Role of Rani Bagai in the Kala Bagai Way Renaming

Note: NAC refers to the City of Berkeley Naming Advisory Committee.

1. She controlled the family archive that SAADA used

Rani donated the Bagai family materials to SAADA.

These materials became the primary source for:

  • SAADA's online collection
  • The narrative circulated by Barnali and Anirban
  • The story repeated by activists and public commenters
  • The information NAC (City of Berkeley Naming Advisory Committee) members saw

Because the archive was family‑curated, it reflected her interpretation of her grandparents' lives.

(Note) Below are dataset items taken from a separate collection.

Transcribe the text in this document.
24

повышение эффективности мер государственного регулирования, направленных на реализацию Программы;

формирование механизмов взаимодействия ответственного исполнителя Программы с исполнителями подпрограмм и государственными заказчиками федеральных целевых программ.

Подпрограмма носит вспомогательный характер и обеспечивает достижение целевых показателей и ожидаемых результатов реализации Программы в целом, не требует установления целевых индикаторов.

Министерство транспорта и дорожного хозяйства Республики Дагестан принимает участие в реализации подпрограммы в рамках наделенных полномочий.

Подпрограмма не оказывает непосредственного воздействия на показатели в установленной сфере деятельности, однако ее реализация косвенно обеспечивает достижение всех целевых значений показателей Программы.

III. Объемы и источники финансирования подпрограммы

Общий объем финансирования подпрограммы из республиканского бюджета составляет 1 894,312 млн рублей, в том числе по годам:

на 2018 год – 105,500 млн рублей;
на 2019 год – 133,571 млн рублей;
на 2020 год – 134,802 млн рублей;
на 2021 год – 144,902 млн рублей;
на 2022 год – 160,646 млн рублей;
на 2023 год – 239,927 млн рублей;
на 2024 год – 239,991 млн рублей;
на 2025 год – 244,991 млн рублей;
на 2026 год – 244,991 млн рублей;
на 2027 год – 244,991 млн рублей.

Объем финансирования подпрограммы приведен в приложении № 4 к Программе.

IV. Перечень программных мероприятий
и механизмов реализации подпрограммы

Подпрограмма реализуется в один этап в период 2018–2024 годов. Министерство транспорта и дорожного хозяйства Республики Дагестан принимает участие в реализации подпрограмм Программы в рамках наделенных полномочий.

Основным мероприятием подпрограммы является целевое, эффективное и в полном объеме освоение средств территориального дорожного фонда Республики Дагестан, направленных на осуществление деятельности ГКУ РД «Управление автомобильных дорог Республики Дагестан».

This meant the city's entire process relied on one narrative source.

2. She shaped the "feel‑good" version of the Bagai story

Rani has long promoted a simplified, uplifting version of the Bagai family history:

  • Kala Bagai as a "community builder"
  • Vaishno Das Bagai as a "civil‑rights pioneer"
  • The family as symbols of resilience

This framing omits contradictions in the archival record and presents the Bagais as early South Asian activists — a claim not supported by independent historical evidence.

This curated narrative became the foundation for the renaming.

3. She collaborated with SAADA, which amplified her version

SAADA did not independently verify the family story.

They:

  • Published the family‑donated materials
  • Repeated Rani's framing
  • Promoted the Bagais as early South Asian icons

This gave her narrative institutional legitimacy, which Berkeley officials trusted.

4. She indirectly influenced Barnali Ghosh and Anirban Chatterjee

Barnali and Anirban relied heavily on:

  • SAADA's materials
  • Rani's interviews
  • Rani's interpretation of Kala's life

They then amplified this narrative through:

  • Walking tours
  • Public storytelling
  • Activist networks

This is how Rani's framing reached the NAC (City of Berkeley Naming Advisory Committee) and City Council.

5. She did not participate in Berkeley's civic process

Rani did not:

  • Submit the name
  • Speak at Berkeley meetings
  • Engage with the NAC (City of Berkeley Naming Advisory Committee)
  • Lobby the FITES Committee
  • Interact with the Transportation Commission
  • Contact Berkeley City Council

Her role was upstream, not procedural.

In summary

Rani Bagai's role was narrative originator, not civic participant.

She:

  • Controlled the family archive
  • Shaped the story SAADA published
  • Provided the framing that Barnali and Anirban amplified
  • Indirectly influenced the NAC (City of Berkeley Naming Advisory Committee) through the curated materials

The city's decision was built on her version of the Bagai story, even though she never appeared in the formal process.